Losing a tooth can be quite the milestone for a child.  It signifies their step closer to growing and becoming one of the big kids.  The joy of finding a wiggly tooth is very sweet and there is something absolutely adorable about a child with a toothless grin.  Their big grin and large gaps are a childhood rite of passage.


Children start to lose their teeth around ages 6 to 7, though they can start to come out as early as 4.  The teeth that the got first tend to be the ones that they will lose first, which typically are the lower central teeth.  As soon as their first tooth is officially out, they are anxiously waiting for a visit from the tooth fairy. They will hold on to this money sacrificing tooth dear as they can’t wait to see the monetary reward it will bring. Traditionally, kids will put the tooth under their pillow that very night and when they wake up in the morning, they are delighted to see that money has been left for them.

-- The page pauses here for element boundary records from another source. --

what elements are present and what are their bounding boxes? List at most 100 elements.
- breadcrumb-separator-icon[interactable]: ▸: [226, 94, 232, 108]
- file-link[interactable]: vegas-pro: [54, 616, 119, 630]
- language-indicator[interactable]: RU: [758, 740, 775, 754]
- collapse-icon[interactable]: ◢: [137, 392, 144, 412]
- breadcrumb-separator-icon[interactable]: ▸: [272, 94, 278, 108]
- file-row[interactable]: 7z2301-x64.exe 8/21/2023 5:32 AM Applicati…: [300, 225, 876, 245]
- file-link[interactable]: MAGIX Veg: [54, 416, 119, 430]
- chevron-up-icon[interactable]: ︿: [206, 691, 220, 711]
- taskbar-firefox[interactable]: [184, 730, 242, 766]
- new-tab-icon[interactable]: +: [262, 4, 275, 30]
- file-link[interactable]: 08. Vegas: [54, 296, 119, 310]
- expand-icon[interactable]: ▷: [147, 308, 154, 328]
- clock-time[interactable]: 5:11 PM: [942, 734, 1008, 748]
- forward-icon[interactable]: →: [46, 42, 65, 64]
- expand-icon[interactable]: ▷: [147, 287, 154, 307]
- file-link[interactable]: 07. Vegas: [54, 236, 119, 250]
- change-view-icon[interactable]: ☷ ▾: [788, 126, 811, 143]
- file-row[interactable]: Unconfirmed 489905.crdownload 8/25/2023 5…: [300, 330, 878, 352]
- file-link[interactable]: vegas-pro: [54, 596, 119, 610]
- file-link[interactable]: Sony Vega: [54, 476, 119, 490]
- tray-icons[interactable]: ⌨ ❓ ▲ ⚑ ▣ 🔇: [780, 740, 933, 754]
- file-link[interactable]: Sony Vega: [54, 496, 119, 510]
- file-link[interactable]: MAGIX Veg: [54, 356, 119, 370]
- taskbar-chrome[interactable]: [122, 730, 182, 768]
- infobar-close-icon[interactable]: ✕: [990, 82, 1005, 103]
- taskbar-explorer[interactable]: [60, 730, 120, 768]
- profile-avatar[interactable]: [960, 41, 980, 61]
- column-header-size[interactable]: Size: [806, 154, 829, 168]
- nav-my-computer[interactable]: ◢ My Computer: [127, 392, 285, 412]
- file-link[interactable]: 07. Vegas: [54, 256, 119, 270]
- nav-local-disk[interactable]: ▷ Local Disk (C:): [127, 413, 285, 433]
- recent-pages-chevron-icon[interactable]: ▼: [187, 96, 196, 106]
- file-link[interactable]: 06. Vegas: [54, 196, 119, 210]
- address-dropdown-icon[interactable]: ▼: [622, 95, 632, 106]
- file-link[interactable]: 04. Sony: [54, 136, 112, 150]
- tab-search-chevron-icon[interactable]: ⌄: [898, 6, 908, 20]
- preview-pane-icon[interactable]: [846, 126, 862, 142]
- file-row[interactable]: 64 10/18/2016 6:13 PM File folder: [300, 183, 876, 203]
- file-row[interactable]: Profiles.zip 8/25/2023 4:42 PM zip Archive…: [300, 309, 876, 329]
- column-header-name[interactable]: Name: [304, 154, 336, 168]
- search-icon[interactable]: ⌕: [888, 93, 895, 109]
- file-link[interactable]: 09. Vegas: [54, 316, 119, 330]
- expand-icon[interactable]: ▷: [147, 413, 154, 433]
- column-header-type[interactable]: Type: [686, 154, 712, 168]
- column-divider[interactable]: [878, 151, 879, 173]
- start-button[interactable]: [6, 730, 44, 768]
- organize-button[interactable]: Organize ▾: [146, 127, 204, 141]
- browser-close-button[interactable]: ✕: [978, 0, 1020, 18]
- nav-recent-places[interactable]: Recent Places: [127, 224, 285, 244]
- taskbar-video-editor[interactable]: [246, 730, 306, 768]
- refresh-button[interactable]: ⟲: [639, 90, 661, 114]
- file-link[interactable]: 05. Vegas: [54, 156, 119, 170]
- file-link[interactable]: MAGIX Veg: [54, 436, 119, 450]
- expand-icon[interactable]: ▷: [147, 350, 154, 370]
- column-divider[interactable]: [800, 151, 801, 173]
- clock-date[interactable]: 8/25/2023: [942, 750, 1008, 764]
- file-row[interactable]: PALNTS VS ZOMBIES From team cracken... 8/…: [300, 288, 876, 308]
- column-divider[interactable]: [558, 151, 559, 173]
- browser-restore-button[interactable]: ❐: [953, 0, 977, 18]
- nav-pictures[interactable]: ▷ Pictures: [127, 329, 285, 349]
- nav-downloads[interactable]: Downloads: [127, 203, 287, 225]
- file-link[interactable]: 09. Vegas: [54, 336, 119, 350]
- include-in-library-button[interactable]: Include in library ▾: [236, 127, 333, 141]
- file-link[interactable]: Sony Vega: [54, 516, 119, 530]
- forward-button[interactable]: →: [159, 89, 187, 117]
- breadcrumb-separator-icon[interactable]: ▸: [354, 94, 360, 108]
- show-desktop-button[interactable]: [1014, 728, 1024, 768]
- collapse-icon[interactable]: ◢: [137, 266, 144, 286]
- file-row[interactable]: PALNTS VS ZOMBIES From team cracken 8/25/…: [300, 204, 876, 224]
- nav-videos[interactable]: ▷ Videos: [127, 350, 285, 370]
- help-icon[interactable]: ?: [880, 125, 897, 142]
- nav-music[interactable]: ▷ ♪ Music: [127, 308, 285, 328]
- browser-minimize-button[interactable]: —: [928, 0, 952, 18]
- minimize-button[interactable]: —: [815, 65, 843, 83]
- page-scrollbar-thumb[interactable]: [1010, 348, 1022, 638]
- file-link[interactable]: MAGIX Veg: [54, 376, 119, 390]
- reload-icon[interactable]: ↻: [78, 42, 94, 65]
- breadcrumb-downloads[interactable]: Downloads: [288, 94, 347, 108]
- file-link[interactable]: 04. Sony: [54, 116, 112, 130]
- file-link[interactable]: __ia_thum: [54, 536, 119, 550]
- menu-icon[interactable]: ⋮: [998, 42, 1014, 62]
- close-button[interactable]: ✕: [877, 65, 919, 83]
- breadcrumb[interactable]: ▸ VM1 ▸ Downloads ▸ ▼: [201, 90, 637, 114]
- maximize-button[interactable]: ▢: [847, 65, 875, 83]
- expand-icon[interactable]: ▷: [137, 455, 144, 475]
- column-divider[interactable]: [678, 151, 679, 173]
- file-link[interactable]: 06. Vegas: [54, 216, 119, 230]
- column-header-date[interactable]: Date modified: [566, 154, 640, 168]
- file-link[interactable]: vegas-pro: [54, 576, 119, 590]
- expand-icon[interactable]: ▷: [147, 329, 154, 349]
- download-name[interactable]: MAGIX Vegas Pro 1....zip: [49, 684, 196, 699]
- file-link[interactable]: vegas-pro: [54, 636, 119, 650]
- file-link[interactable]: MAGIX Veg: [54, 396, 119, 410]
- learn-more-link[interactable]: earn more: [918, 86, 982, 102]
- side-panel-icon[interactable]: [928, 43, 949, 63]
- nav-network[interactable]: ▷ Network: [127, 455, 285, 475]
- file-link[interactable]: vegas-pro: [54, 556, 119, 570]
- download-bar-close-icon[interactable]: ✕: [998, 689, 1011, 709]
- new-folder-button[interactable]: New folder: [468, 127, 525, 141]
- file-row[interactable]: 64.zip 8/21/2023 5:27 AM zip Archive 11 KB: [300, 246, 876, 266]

If you think about it, it is kind of peculiar that a fairy would want old teeth.  What does this tooth fairy do with all these teeth? And why does she want to obtain it underneath the pillow that your child is peacefully sleeping on? It’s an odd concept and tradition but one that almost every American household partakes in. So where did this tradition come from?


While there are many different types of traditions that take place around the world when it comes to losing your teeth for the first time, the idea of a Tooth Fairy is mainly an American one. The history can be traced to an 18th-century French Fairytale called Petite Souris. This is a story about a queen who was imprisoned by her king. With the help of a fairy, who is disguised as a mouse, takes all of the king’s teeth, hiding them under his pillow. Then eventually the king gets assassinated and the queen is set free. A typical, not for the faint of heart, as fairy tales are known to be a bit darker during those ages.

 

The idea of a tooth fairy coming to take your child’s teeth and leave money really didn’t take off until after World War II. As a nation was rebuilding itself, families began to prosper where leaving a simple nickel would not hurt their overall family expenses. Unlike today, where some children can be paid quite a small fortune for their missing teeth. With the popularity of fairies being seen more and more in the 50s with child characters and in Disney characters, the tooth fairy started to gain more popularity. Leaving a tooth under the pillow was becoming more of a standard in family household tradition in America.


Around the world, different cultures celebrate the loss of the first tooth in a variety of different ways. In Spain, it is not the tooth fairy that comes for their children’s lost teeth but a mouse named Perez, most likely a different version of the French Fairytale we described. He doesn’t always leave money but sometimes a small gift of thanks instead. In the Asian countries, such as India and China, when the child loses a lower jaw tooth they toss the tooth up in the air on the roof of their house. Upper jaw teeth get thrown on the floor. When they do this, they yell out a wish. In South Africa, instead of putting their teeth under their pillow, the put it inside a slipper hoping a mouse will come to take their teeth and replace it with money or a gift.


Whatever tradition your family partakes in, losing a child’s tooth is a fun event in their life. Many of us can still recall how we lost our first tooth. It is a cherished childhood memory. So, when your little one is heading towards this milestone, remember to tell them that the Tooth Fairy tends to leave more money for the teeth that look the cleanest!